久保: すごかったですよ。でも決勝では本気で投げていないと思います。打席に立っても、マウンド上の雰囲気を見ても「遊んでいる」と感じました。

二宮: 結果は0−3。スコア上は決して大差がついたわけではありません。
久保: あの時は僕がもうヘロヘロでした。もっとしっかり投げていれば、0−1とか接戦に持ち込んで、相手を焦らせる展開にできたかもしれない。勝敗は別にして僕がベストのパフォーマンスをしていたら、もっとおもしろいゲームにできたはずなので、それは今でも残念ですね。まぁ、実力的には差は明らかで、「こいつには勝てないな」と痛感しました。僕のやっていけるジャンルは野球ではないと思いましたね。

二宮: 敗れたとはいえ、甲子園の準優勝投手です。それでも野球は自らの進む道ではないと?
久保: 準優勝はチームのみんなが頑張った結果であって、個人の能力では差を感じました。「こういうヤツが、おそらくプロに行って活躍するんだろうな」と。もっと言えば「もしかしたら、こいつらですら、プロでは活躍しないかもしれない」とも思ったんです。

二宮: 高校生にしては随分、客観的に分析していたんですね。
久保: プロに興味がなかったわけではないんですよ。でも、高校を卒業してすぐに行く必要はない。正直、高卒でプロに行ける自信がある選手は「すごいな」と感じましたね。本当に能力があって自信があるのか、単なる勘違いなのか……(苦笑)。僕は同世代の人間が、プロの世界でどのくらいやれるのかを見てから決めても遅くはないと考えていました。

二宮: 夏の甲子園もベスト8。プロからの誘いもあったでしょうが、それでも自信がなかったと?
久保: 誘いはありましたが、考えは変わりませんでしたね。本当に力があれば、大学、社会人を経由してもプロに行ける。僕の考えではプロは1軍で活躍してナンボ。いくらプロに行けても2軍止まりなら行く必要はない。要は1軍で活躍できる保証と自信がないのであれば、行く気はありませんでした。

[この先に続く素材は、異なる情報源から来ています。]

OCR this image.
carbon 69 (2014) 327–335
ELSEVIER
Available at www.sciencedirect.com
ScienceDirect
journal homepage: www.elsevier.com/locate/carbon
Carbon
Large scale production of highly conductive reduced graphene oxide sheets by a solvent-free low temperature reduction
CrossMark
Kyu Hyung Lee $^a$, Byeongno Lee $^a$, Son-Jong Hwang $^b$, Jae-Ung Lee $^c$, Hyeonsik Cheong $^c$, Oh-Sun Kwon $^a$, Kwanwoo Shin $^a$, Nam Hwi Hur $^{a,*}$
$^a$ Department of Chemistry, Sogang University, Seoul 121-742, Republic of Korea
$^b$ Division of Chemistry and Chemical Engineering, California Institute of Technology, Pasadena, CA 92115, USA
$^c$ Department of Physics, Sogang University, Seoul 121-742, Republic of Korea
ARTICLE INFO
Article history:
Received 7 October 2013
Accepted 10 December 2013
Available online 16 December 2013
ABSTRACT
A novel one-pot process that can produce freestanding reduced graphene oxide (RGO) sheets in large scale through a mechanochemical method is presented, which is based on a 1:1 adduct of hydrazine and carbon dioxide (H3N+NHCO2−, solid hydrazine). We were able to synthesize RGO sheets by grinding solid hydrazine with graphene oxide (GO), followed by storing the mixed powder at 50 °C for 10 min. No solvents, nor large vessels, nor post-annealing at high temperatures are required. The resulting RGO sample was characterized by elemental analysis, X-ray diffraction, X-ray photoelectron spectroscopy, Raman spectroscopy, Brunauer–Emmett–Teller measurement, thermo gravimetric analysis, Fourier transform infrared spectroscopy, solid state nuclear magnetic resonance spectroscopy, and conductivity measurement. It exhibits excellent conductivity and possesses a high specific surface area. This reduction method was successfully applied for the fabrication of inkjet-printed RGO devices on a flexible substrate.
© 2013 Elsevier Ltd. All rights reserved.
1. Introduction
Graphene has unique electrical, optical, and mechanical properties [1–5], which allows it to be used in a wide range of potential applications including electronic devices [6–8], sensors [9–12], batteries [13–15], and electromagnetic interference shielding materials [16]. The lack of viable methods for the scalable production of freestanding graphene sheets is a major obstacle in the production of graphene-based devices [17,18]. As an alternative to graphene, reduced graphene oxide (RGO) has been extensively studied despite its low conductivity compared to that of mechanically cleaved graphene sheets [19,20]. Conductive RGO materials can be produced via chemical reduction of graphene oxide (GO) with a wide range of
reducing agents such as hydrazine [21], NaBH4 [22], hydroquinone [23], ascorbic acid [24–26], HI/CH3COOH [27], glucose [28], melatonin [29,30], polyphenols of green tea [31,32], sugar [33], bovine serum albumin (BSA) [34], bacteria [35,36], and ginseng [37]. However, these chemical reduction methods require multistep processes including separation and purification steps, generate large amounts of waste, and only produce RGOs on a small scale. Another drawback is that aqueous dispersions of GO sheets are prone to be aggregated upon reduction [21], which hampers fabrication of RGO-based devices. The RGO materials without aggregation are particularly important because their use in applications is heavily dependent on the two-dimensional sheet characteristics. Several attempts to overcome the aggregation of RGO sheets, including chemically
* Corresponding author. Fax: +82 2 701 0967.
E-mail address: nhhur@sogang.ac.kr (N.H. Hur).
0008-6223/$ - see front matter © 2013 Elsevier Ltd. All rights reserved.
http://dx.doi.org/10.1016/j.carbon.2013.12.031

二宮: 松坂投手をはじめ、同学年には多くの好選手が現れ、「松坂世代」と呼ばれました。「松坂世代」という呼ばれ方は率直にどう感じていましたか。
久保: 僕はありがたかったですよ。他の人間はプライドもあるから、「松坂世代じゃないだろ」とカチンときたかもしれませんが、僕は逆でした。「こいつら、すげぇな」と感じていた選手と一緒に「松坂世代」として取り上げてもらえる。それだけでもうれしいことでしたよ。

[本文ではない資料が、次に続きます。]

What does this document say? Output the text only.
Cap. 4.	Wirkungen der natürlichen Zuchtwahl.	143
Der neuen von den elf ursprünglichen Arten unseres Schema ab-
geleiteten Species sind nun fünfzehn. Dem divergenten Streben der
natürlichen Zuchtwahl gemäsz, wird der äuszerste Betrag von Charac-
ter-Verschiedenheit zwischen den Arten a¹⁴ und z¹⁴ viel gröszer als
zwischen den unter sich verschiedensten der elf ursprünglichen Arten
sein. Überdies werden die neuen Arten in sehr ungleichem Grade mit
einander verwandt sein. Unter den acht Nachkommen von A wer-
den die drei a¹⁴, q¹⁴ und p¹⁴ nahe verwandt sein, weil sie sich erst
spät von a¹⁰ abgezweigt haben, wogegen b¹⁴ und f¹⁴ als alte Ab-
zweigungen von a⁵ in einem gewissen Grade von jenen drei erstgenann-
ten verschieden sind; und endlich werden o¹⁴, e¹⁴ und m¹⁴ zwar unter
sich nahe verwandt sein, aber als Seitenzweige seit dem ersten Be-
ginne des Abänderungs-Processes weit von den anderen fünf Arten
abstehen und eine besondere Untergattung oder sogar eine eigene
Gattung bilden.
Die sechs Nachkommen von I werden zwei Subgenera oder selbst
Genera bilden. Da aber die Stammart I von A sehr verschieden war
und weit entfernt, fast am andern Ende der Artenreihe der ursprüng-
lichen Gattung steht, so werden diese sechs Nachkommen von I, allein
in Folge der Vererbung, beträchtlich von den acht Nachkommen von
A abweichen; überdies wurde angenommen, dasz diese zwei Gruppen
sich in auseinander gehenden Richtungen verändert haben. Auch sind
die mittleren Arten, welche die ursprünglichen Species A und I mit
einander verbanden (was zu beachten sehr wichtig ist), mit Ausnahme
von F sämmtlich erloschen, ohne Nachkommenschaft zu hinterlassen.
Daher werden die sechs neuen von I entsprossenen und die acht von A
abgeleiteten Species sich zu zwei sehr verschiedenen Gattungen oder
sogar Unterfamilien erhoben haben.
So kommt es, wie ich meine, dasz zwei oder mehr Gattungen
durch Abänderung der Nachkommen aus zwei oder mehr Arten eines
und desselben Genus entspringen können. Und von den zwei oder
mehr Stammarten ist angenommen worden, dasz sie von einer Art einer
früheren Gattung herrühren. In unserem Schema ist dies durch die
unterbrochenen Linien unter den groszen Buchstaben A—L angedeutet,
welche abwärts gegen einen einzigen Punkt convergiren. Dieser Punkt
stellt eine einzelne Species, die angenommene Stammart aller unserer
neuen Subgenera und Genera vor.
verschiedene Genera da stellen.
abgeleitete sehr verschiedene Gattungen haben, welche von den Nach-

二宮: 高卒後、社会人(松下電器)からプロ入りまでは6年かかりました。同学年の選手が高校、大学を経てプロで活躍している姿をどう見ていましたか。
久保: あまり意識はしなかったですね。ただ、一緒に高校から社会人に進んだ杉内の動向は気になっていました。杉内も最初はトレーニング中心で、あまり試合では投げていなかったんです。ところが、2年目に試合で投げだしたら、とんでもないボールを放っていました。僕は入社してから、それほど変わっていなかったので、すごく焦りましたね。

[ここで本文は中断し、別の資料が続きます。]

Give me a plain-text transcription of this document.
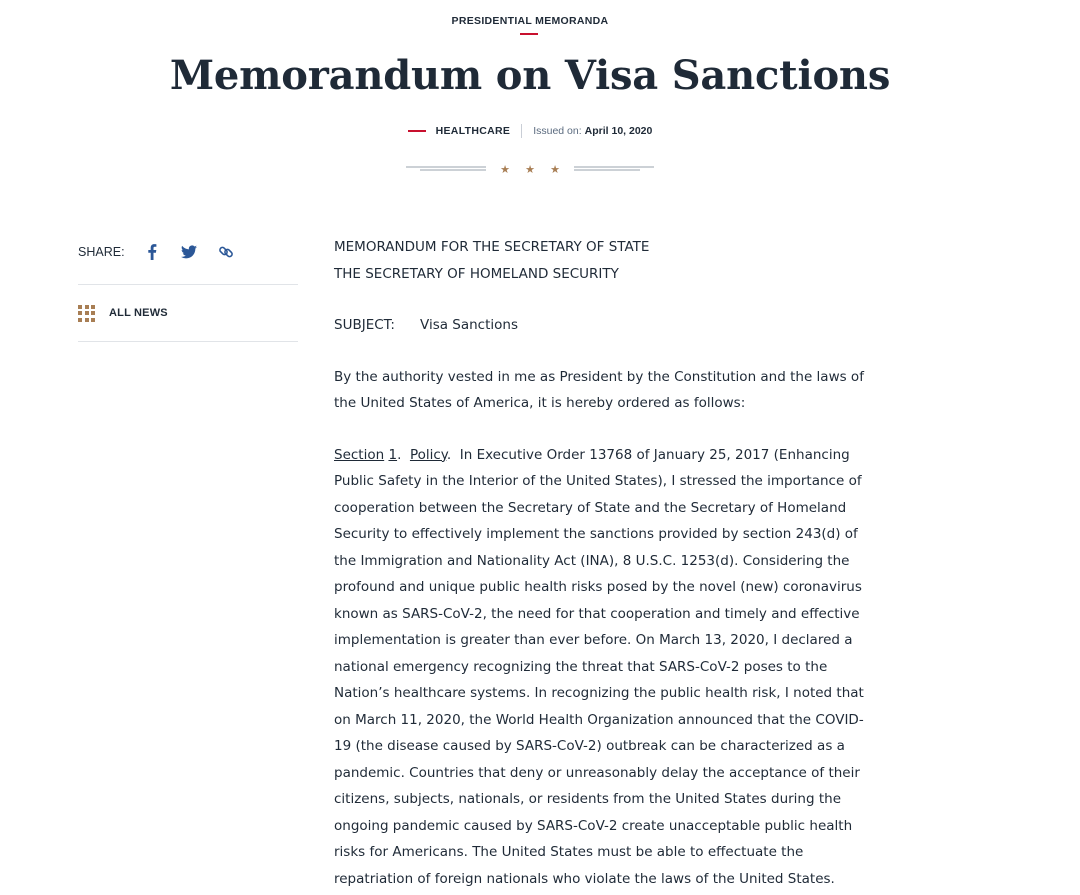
PRESIDENTIAL MEMORANDA
Memorandum on Visa Sanctions
HEALTHCARE Issued on: April 10, 2020
★ ★ ★
SHARE:
ALL NEWS

MEMORANDUM FOR THE SECRETARY OF STATE
THE SECRETARY OF HOMELAND SECURITY

SUBJECT: Visa Sanctions

By the authority vested in me as President by the Constitution and the laws of the United States of America, it is hereby ordered as follows:

Section 1.  Policy.  In Executive Order 13768 of January 25, 2017 (Enhancing Public Safety in the Interior of the United States), I stressed the importance of cooperation between the Secretary of State and the Secretary of Homeland Security to effectively implement the sanctions provided by section 243(d) of the Immigration and Nationality Act (INA), 8 U.S.C. 1253(d). Considering the profound and unique public health risks posed by the novel (new) coronavirus known as SARS-CoV-2, the need for that cooperation and timely and effective implementation is greater than ever before. On March 13, 2020, I declared a national emergency recognizing the threat that SARS-CoV-2 poses to the Nation’s healthcare systems. In recognizing the public health risk, I noted that on March 11, 2020, the World Health Organization announced that the COVID-19 (the disease caused by SARS-CoV-2) outbreak can be characterized as a pandemic. Countries that deny or unreasonably delay the acceptance of their citizens, subjects, nationals, or residents from the United States during the ongoing pandemic caused by SARS-CoV-2 create unacceptable public health risks for Americans. The United States must be able to effectuate the repatriation of foreign nationals who violate the laws of the United States.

二宮: 周囲は何かと比較したがります。「松坂世代」と呼ばれるのが重荷になったことは?
久保: そう言われるのがイヤだった時期もあります。「高校時代のオマエはすごかったのに何やっているんだ。同学年を見てみろ。松坂を見てみろ」とよく言われましたから。野球は根本的に好きなのに、それがイヤで、野球を嫌いになりかけたこともあります。

二宮: 最終的には「松坂世代最後の大物」と高い評価を受け、千葉ロッテに自由獲得枠で入団します。「松坂世代」として注目を集めたことがプラスに働いた面もあるのでしょうか。
久保: それは他の選手より有利だったかもしれませんね。ただ、僕は、どんなに評価されてもプロの1軍でやっていける自信がなければ行く気はありませんでした。あくまでもプロに行くかどうかは自分自身の問題。その点は高校時代から変わらなかったですね。